Every quarter the large analyst firms release their smartphone distribution numbers and predictions for the coming months and, quite often, they annualize those numbers and predict what is going to happen. I always get a laugh out of the “2015” predictions – things that will happen in 4 years based on what happened during the past quarter. These are the same organizations that didn’t see the impact of apps and dismissed the impact of the iPad (2010 was the “year of the netbook”, remember?).
I’ve talked to a lot of entrepreneurs and mobile business leaders through UNTETHER.tv and have sat with dozens of clients as they go through the very important ideation process of bringing their business into mobile. Sometimes what I hear is alarming and lands squarely on the shoulders of these reports pushed out by the analysts.
If you look at their numbers and made decisions based on them, here are some of the conclusions you would come to.
1. Android first
Based on the growth alone it would seem logical today to jump onto Android right away. They are the dominant smartphone OS and are pegged to grow exponentially in the coming years.
2. IPhone second
Looking at the numbers the next logical platform to build for would be the iPhone. While Android dominates in terms of smartphone OS installs, iPhone has the most comprehensive and successful ecosystem around iOS which includes the iPad as well as the iPod Touch line of devices as well.
3. Forget BlackBerry and Windows Phone 7
The conclusion here is that BlackBerry is in a steep decline to obscurity and WP7 is too late to the game.

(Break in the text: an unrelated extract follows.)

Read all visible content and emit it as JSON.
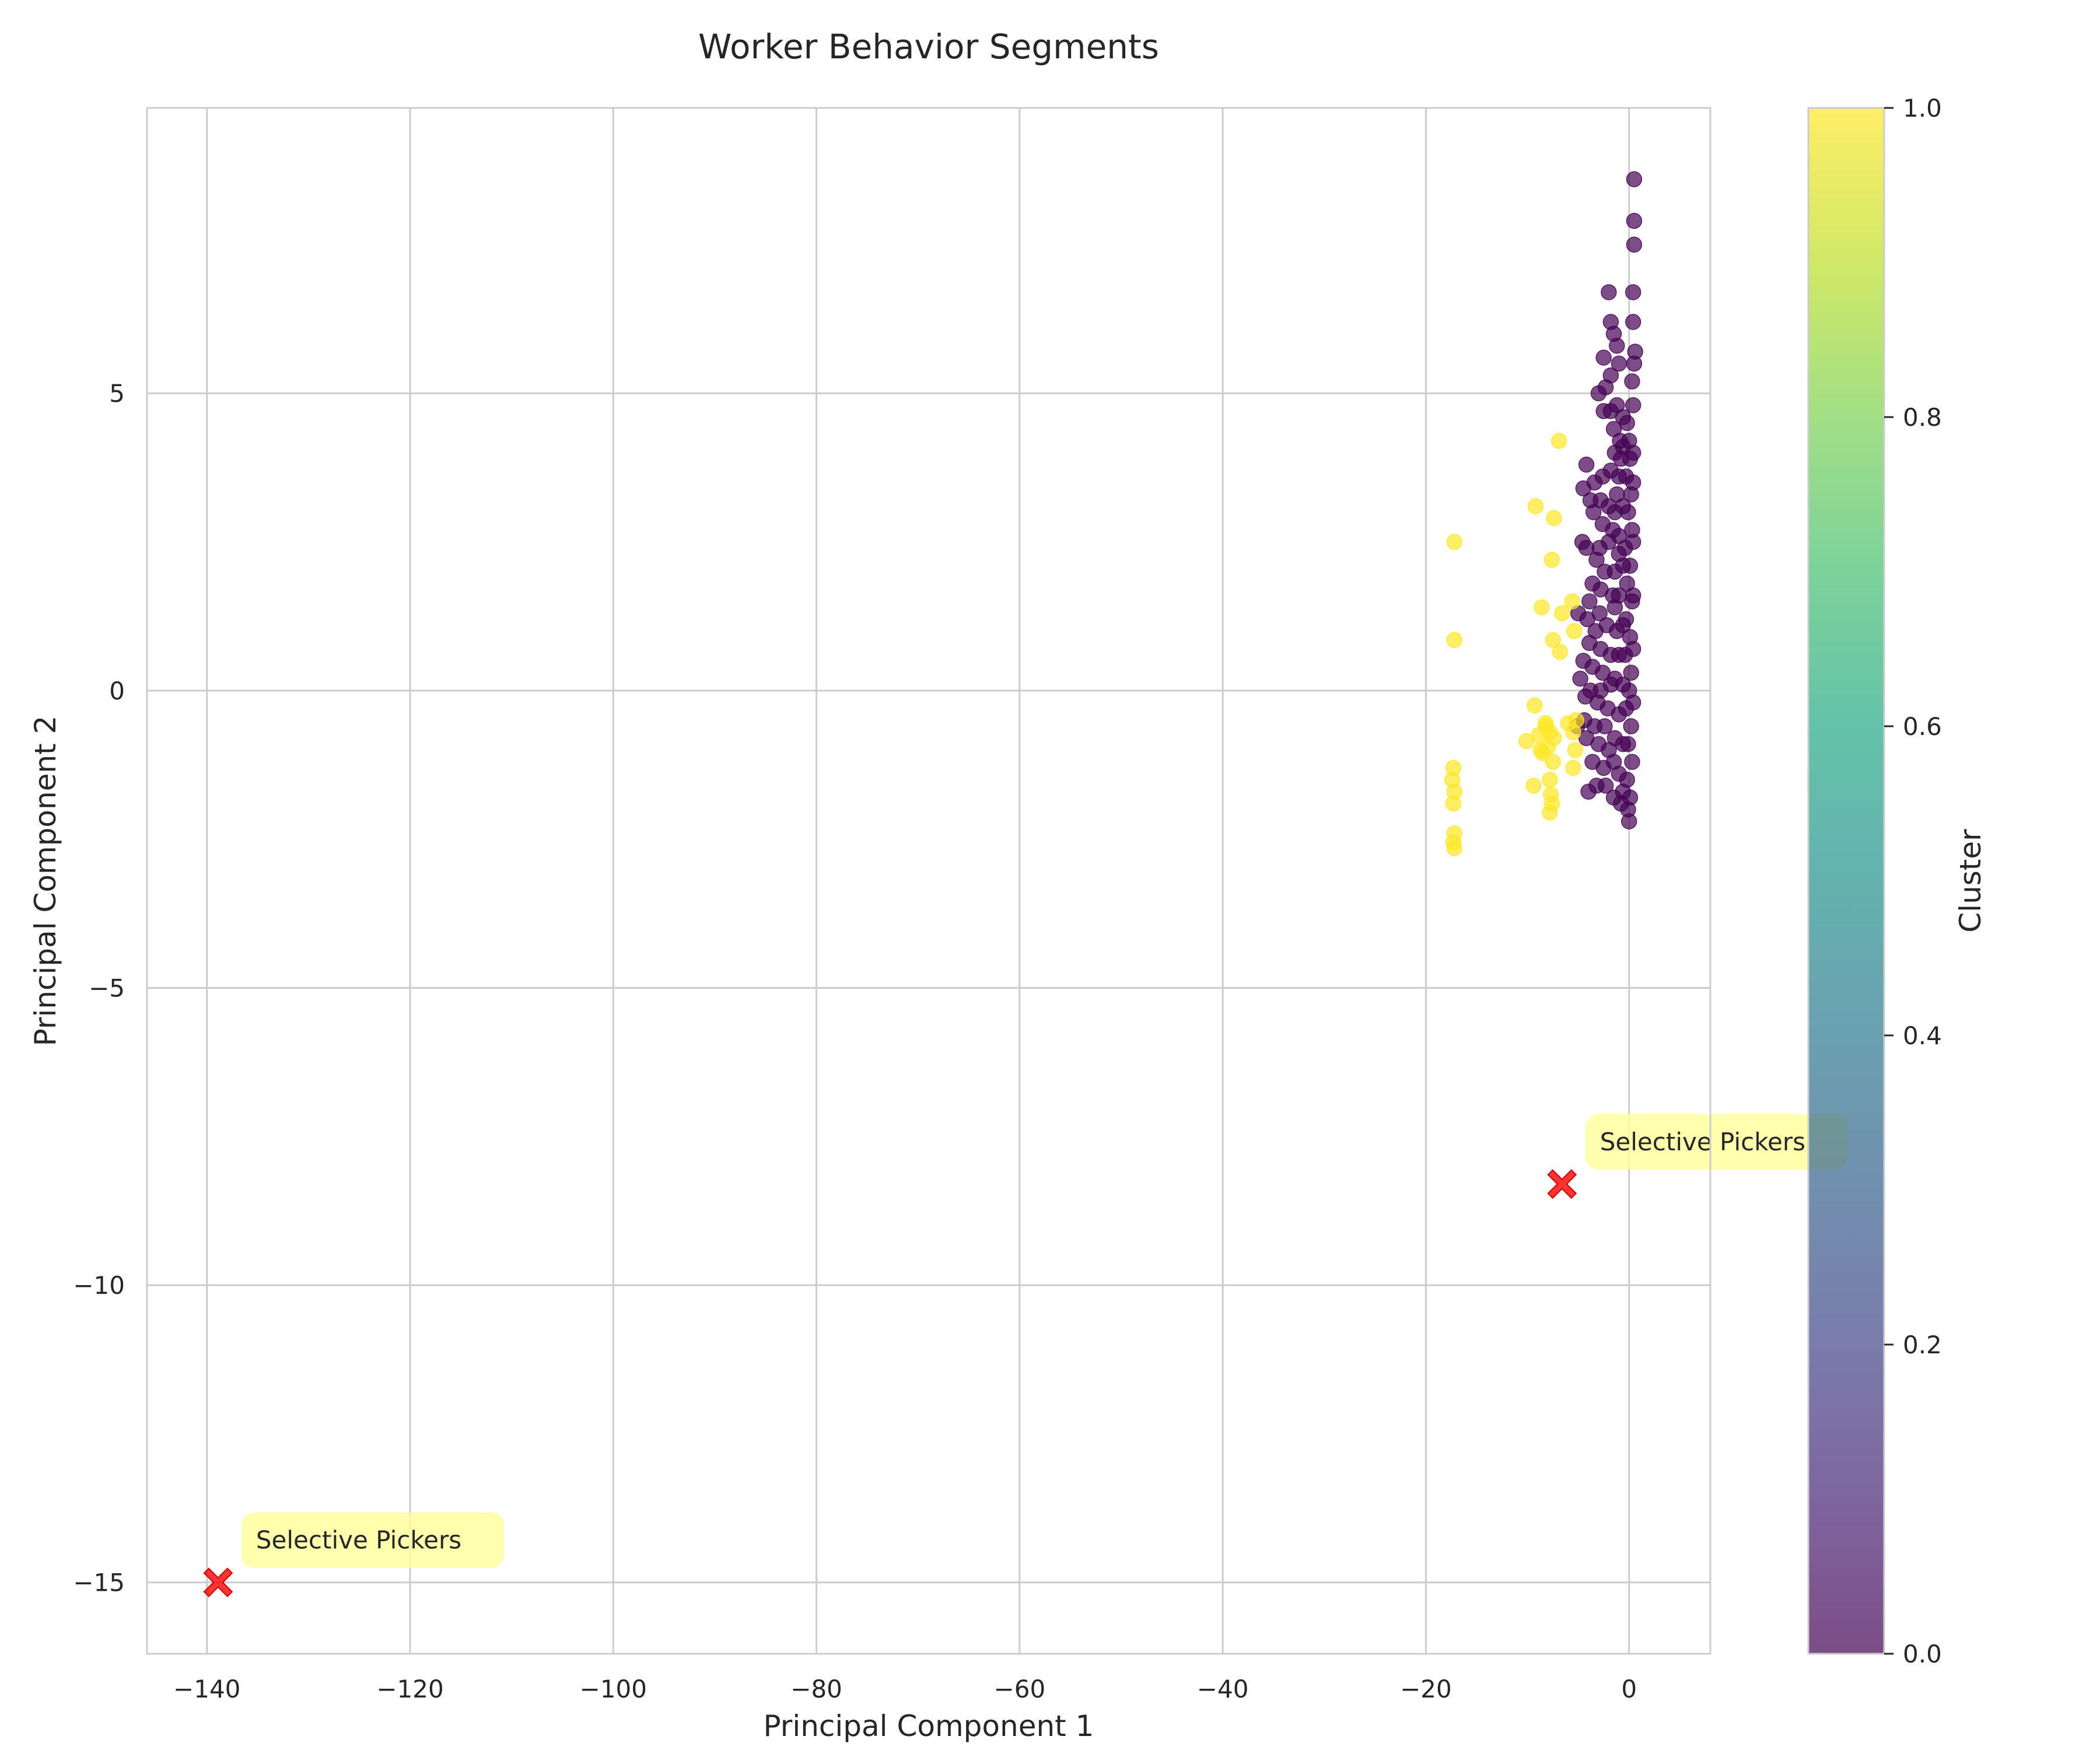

How do you make a decision?
Some businesses that I’ve talked to have jumped into the Android or iPhone market to great apathy, others to great success so what was the difference between them?
The simple answer to this simple question is a simple understanding of where your customers are or will be. If your goal is to bring your product or service to mobile for an existing client base, build to what they are currently using not to what they will be using tomorrow. Satisfy your existing customers first even if that means building for BlackBerry.
If your goal is to innovate – to build a brand new product or service – build on the platform that your target customer is using and get it right for them. Cross-platform development can be difficult and unnecessary on launch.
Food for thought
Should the analyst reports be dismissed? Not entirely. While I don’t think they are capturing the appropriate mood of the industry (they are focused on the smartphone market and don’t take into consideration the other mobile devices including cars, set top boxes, tablets, MP3 players, etc.) they can be a good reference point to sell ideas into companies and identify shifts in the industry.
However: Just because you can build for all platforms doesn’t mean you should and just because the analysts report that one platform is the dominant platform today doesn’t mean it should be your first choice.
Whatever your product strategy for mobile is, it needs to land squarely at the intersection of reach and frequency. Once you’ve defined where that is, the platform choice will be clear.